Empirical Investigation of Trends in NoSQL-based Big-data Solutions in the Last Decade
Published in IEEE: 11th International Conference on Contemporary Computing-IC3 (in-press) as a Poster.
The usage and popularity of NoSQL databases have sharply risen over the past decade due to their ability to handle a huge amount of data by employing scalable architecture, schema-less structure, high availability and better performance than traditional relational database systems (RDBMS). Currently, there exist more than 225 NoSQL databases. In this paper, we aim to study variation in yearly trends of 20 NoSQL databases from the perspective of programmers of widely-used community-based Q&A website Stack Overflow. To reveal the interest of the programmers we have investigated questions-asked and presented an unbiased Normal Interest Score by employing three parameters, first, the number of questions asked, second, mean views on a question and third, the mean score on a question.
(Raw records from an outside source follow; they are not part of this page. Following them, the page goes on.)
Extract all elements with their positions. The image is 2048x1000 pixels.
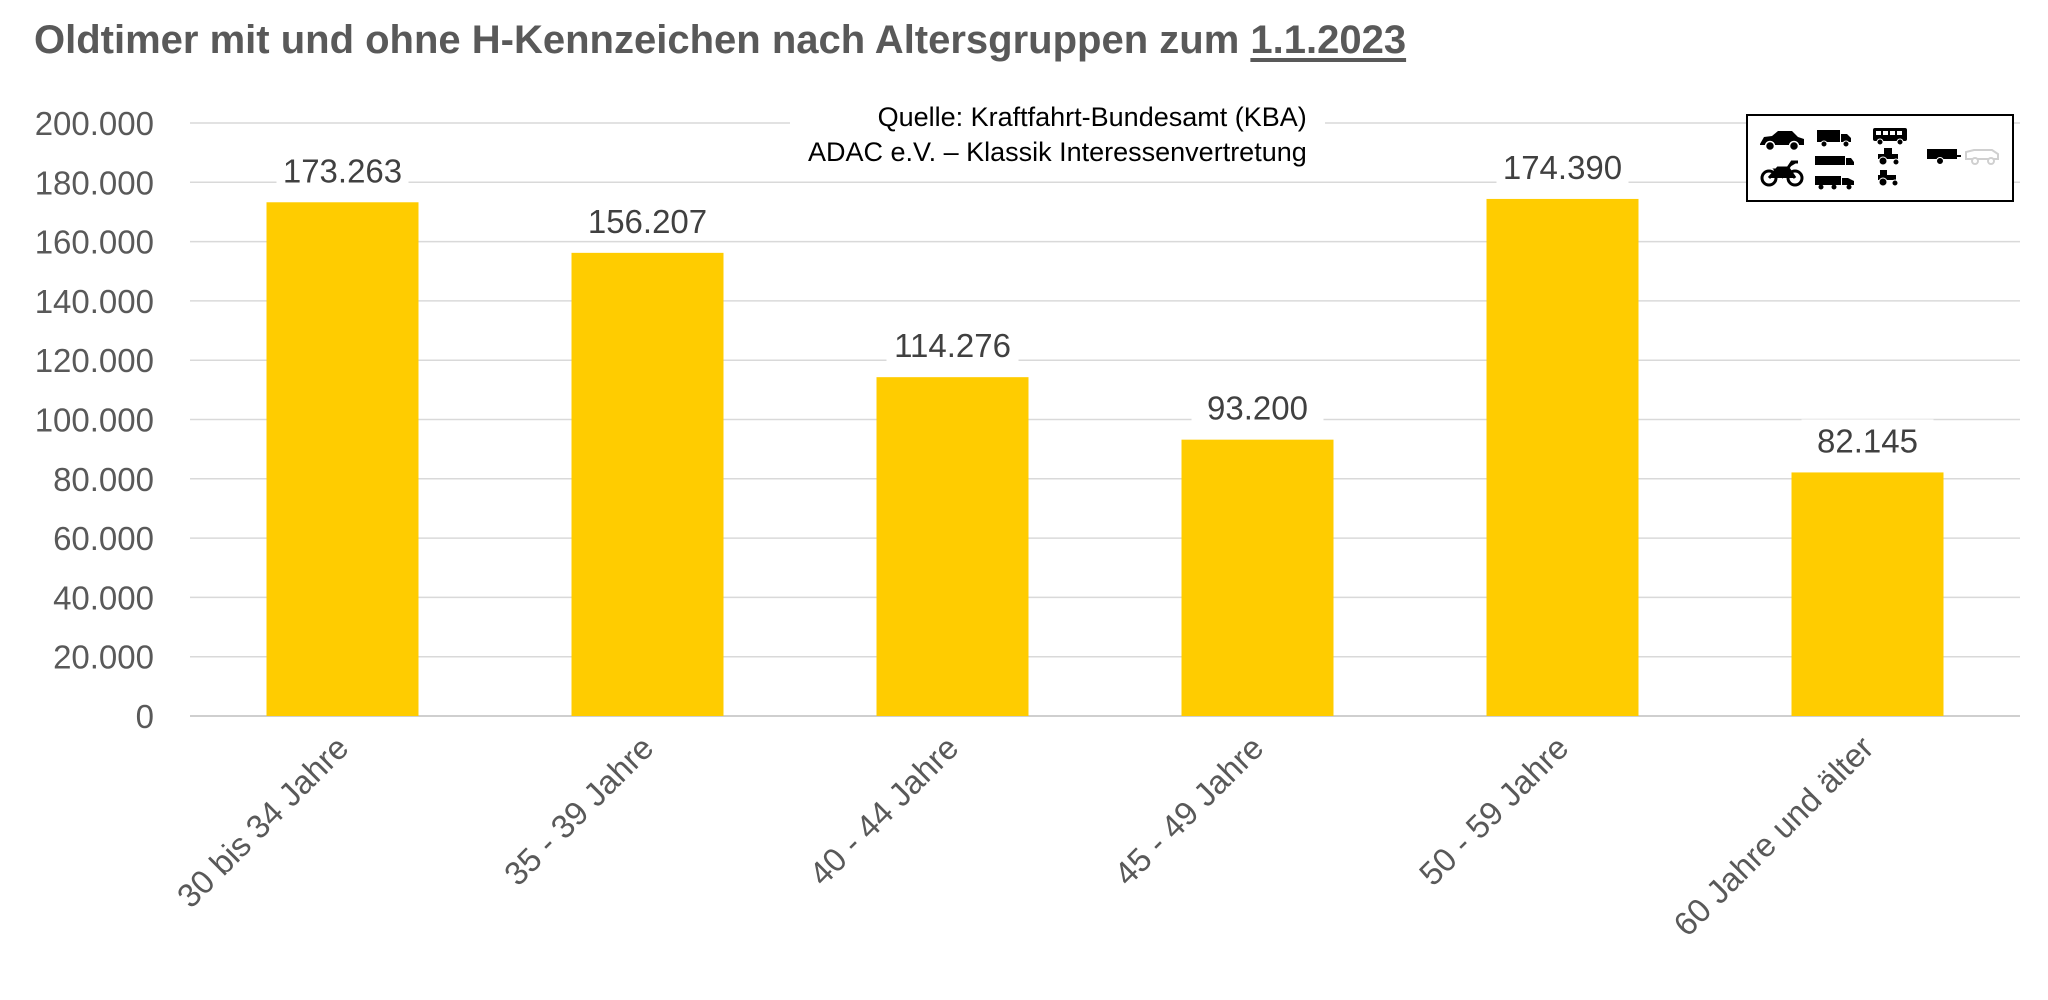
y-tick-label: 160.000 [35,224,154,261]
data-label: 156.207 [588,203,707,240]
bus-icon [1873,128,1907,146]
data-label: 82.145 [1817,422,1918,459]
y-tick-label: 80.000 [53,461,154,498]
x-tick-label: 40 - 44 Jahre [802,729,966,893]
vehicle-types-box [1746,114,2014,202]
bar [1181,439,1334,716]
chart-title-main: Oldtimer mit und ohne H-Kennzeichen nach… [34,18,1251,62]
data-label-background [1496,145,1629,186]
y-tick-label: 200.000 [35,105,154,142]
tractor-icon [1878,148,1900,166]
data-label: 174.390 [1503,149,1622,186]
x-tick-label: 30 bis 34 Jahre [170,729,356,915]
trailer-icon [1927,149,1961,165]
data-label-background [276,149,409,190]
car-icon [1760,131,1804,152]
y-tick-label: 20.000 [53,639,154,676]
x-tick-label: 35 - 39 Jahre [497,729,661,893]
data-label: 173.263 [283,152,402,189]
source-note: Quelle: Kraftfahrt-Bundesamt (KBA) ADAC … [790,100,1325,170]
chart-title-date: 1.1.2023 [1250,18,1407,62]
source-line-2: ADAC e.V. – Klassik Interessenvertretung [808,137,1307,167]
bar [876,377,1029,716]
data-label: 114.276 [894,327,1011,364]
small-tractor-icon [1878,170,1899,187]
x-tick-label: 45 - 49 Jahre [1107,729,1271,893]
data-label-background [1191,386,1324,427]
caravan-icon [1965,149,1999,165]
y-tick-label: 100.000 [35,402,154,439]
y-tick-label: 120.000 [35,342,154,379]
x-tick-label: 50 - 59 Jahre [1412,729,1576,893]
source-line-1: Quelle: Kraftfahrt-Bundesamt (KBA) [877,102,1307,132]
bar [571,252,724,716]
semi-truck-icon [1815,156,1854,190]
y-tick-label: 0 [136,698,154,735]
y-tick-label: 40.000 [53,579,154,616]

MongoDB, Cassandra, Redis, and Neo4j emerged as most popular databases in their respective families while Normal Interest Score of all four of them is decreasing 2015 onwards. For the first time in a decade, the number of questions asked related to Cassandra decreased in the year 2017. Additionally, we have also discussed how real-world events like publications, open-sourcing, mention in controversial bills, version-release, acquiring ventures etc affect the interest corresponding to NoSQL databases over Stack Overflow.
Column NoSQL Family
Key-Value NoSQL Family
Document NoSQL Family
Graph NoSQL Family
Normal Interest Score depicts that decade started with a boom in interest around NoSQL-based solutions but 2015 onwards interest seems to gradually decrease.
We have witnessed that events like acquisitions or transfers (by HP Vertica-2011, by CNCF/Linux Foundation RethinkDB-2016-17), publication of research paper (Vertica-2012), mention in US DoD Authorization Bill (Accumulo-2012), open-sourcing (Aerospike-2012, RethinkDB-2012) and version-release (BaseX-2011) ostensibly contributes to gather interests of programmers corresponding to databases on Stack Overflow.
Interest corresponding to old NoSQL solutions like DBM and BerkeleyDB is stagnant over the decade while MemcacheDB stopped development of stable-releases since 2008 but it still accumulates interests of programmers over Stack Overflow considering, this may be attributed to the fact that in terms of elapsed time, MemcacheDB provides the best write performance.
A common attribute is observed in most of the analysis that means views on NoSQL related questions are decreasing with the time that could be explained with an increase in a number of questions corresponding to a constant audience of programmers.
Cassandra, MongoDB, Redis, and Neo4j are most popular databases of their respective families. Additionally, an interesting point to outline is that Normal Interest Score of these four databases is decreasing from the year 2015. There can be multiple underlying reasons for the cause, for example, the evolution of NewSQL, Spark or HDFS-based solutions. Therefore, we aim to extend our work to a comprehensive decade-long empirical analysis of complete data storage solutions.